Computing the lan-prune-delay setting

Syntax:


ip pim-dense [propagation-delay[250-2000]] 
 vlan[vid]ip pim-dense [propagation-delay[250-2000]] 
 ip pim-dense [override-interval[500-6000]] 
 vlan [vid]ip pim-dense [override-interval[500-6000]]

A routing switch sharing a VLAN with other multicast routers uses these two values to compute the lan-prune-delay setting for how long to wait for a PIM-DM Join after receiving a prune packet from downstream for a particular multicast group.

Defaults: propagation-delay=500 milliseconds; override-interval = 2500 milliseconds

Upstream router prune

A network may have multiple routing switches sharing VLAN "X". When an upstream routing switch initially floods traffic from multicast group "X" to VLAN "Y", if one of the routing switches on VLAN "Y" does not want this traffic, it issues a prune response to the upstream neighbor.

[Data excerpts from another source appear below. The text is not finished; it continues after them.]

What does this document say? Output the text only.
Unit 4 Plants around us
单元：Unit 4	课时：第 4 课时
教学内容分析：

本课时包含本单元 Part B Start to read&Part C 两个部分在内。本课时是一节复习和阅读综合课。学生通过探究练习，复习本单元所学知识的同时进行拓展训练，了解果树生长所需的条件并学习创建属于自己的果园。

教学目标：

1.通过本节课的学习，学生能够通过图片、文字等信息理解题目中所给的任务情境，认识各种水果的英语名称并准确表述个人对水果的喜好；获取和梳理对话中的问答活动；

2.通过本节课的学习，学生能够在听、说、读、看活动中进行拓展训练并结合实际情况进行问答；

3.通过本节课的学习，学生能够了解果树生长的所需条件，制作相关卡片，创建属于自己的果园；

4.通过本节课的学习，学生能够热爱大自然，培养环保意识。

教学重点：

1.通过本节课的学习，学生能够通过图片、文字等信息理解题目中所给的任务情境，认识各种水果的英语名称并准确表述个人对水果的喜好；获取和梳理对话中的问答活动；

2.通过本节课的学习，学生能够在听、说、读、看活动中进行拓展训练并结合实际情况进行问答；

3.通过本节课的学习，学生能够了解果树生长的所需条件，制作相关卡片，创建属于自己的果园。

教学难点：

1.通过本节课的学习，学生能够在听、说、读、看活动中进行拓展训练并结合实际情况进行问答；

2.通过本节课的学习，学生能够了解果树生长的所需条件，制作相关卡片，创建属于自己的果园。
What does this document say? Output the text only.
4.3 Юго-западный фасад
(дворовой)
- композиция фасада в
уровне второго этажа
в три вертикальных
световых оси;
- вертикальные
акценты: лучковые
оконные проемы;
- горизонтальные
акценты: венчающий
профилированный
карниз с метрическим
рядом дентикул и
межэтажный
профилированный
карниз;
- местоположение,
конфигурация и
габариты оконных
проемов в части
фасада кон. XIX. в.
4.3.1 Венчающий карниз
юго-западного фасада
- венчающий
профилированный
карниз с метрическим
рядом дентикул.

The upstream neighbor then goes into a prune pending state for group "X" on VLAN "Y". (During this period, the upstream neighbor continues to forward the traffic.)

During the prune pending period, another routing switch on VLAN "Y" can send a group "X" Join to the upstream neighbor. If this happens, the upstream neighbor drops the prune pending state and continues forwarding the traffic. If no routers on the VLAN send a Join, the upstream router prunes group "X" from VLAN "Y" when the lan-prune-delay timer expires.